RISING If it was an intelligent alien, would we even be able to communicate with it?

PLD ‘Humans throughout history have met each other in remote wildernesses with no common language, and quickly worked out how to communicate – I don’t see any reason why an intelligent alien and a human couldn’t do the same. We’d have shared experiences and reference points, given that we live in the same galaxy. The stars, planets, and chemistry are universal, you’d start there at the basics and build up to more complex concepts such as love and emotions once you understood each other’s psychology. That’s important because language is obviously linked to our brains, and how we perceive the world around us.’


‘If it was an intelligent alien, there is no reason to think that it might be humanoid’


RISING The other day we looked at the cosmic clock, compared to Earth’s geological time, and then to humanity’s lifespan, and our brains almost fell out of our ears – what are the odds another alien life-form could have evolved to the same point, at the same time, as us?

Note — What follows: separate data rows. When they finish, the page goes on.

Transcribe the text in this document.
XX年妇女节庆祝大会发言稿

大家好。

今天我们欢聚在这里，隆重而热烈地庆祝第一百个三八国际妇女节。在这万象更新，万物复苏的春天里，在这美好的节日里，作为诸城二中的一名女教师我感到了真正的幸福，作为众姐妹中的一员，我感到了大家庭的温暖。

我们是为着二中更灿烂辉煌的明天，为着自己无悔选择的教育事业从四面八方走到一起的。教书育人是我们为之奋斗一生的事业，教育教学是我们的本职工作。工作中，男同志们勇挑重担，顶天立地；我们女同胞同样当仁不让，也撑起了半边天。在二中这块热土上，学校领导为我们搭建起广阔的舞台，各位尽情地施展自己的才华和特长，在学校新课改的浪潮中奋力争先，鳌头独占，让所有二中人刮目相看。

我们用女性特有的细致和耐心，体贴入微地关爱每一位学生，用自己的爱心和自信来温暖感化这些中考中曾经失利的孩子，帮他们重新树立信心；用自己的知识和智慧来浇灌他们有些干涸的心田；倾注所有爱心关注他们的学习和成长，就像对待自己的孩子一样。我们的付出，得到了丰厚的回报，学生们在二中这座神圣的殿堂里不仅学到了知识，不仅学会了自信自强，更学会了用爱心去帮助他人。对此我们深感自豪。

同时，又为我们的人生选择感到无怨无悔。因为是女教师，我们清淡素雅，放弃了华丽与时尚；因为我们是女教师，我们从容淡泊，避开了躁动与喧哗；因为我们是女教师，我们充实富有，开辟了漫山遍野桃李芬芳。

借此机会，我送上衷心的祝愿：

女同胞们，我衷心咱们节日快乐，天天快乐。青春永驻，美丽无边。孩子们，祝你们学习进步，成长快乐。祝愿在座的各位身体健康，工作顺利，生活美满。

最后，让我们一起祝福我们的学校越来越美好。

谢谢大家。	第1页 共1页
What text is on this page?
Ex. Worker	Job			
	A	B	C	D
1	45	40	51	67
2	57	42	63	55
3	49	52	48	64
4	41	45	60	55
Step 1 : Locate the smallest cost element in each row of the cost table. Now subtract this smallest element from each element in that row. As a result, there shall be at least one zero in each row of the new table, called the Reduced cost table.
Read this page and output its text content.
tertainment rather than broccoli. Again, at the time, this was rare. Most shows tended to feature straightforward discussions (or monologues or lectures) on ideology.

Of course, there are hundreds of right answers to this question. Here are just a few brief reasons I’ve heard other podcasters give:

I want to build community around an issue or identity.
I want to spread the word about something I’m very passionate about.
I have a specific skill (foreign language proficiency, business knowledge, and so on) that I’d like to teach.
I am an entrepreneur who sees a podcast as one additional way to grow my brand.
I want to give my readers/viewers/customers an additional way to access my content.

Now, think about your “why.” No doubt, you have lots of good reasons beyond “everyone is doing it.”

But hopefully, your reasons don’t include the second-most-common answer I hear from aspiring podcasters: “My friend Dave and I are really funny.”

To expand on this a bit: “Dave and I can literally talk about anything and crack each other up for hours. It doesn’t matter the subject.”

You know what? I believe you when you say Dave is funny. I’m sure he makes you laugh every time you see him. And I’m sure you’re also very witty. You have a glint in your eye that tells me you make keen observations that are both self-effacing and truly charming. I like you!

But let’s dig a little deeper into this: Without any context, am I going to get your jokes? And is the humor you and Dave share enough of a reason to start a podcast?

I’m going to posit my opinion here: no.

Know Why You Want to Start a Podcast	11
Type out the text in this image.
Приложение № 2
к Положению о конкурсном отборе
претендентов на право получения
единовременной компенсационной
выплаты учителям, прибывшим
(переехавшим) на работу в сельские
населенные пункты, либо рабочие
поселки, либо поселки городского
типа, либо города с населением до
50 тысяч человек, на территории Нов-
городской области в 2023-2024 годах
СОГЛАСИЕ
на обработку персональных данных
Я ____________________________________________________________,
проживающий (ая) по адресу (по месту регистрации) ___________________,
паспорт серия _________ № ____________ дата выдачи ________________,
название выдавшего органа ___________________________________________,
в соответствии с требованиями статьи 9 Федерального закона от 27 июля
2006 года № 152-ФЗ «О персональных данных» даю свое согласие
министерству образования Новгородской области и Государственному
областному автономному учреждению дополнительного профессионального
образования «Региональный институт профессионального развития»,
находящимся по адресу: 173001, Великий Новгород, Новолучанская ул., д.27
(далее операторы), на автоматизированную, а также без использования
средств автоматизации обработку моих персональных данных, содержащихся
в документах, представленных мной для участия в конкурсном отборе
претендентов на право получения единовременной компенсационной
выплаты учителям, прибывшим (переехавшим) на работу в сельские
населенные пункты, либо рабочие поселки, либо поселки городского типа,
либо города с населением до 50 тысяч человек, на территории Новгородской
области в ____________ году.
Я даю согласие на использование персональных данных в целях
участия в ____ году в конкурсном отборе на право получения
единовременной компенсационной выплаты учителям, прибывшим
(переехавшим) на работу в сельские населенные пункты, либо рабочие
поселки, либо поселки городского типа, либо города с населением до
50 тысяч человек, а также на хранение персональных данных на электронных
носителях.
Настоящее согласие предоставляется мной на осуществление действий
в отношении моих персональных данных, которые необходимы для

PLD ‘I think that the very reason you do science is to try and answer questions like that. It’s impossible to answer that question before we have found life elsewhere in our galaxy. We just don’t know how likely it is that life gets started on an Earth-like planet. Terrestrial life could be a cosmological fluke, or a near inevitability. Our best bet is to explore Mars, and the icy moons of Europa and Enceladus, looking for life. If those other worlds in our solar system developed life independently then that will give us a better handle on how likely we are to find life elsewhere in the galaxy.’


RISING Is it possible that we are alone in the universe?

PLD ‘Yes of course it’s possible. Searching only the local neighbourhood of our own galaxy, the Milky Way, Nasa’s Kepler telescope has identified over 3600 new planets outside our solar system. Astronomers have narrowed those down to twenty that lie in the Goldilocks or Habitable Zone. Nasa estimates that there are 2000 billion galaxies in the universe. Each might be teeming with planets and moons where life could potentially exist. There are more planets in the universe than grains of sand on Earth, that adds up to at least 100 billion possibly habitable worlds.’


RISING So, what are the chances of being able to search outside the Milky Way?

PLD ‘The distances to even the nearest galaxies to the Milky Way are so impossibly vast that it would take a radio signal millions of years to travel there. Yes, there might be life out there, but it’s essentially irrelevant because of the great distances involved. Astrobiologists limit our research to the local part of our own Milky Way galaxy where we can feasibly study these things and have a reasonable chance of discovering a civilisation, and then communicating with it. We have a lot more searching to do before we can truly say that we are alone in the universe.’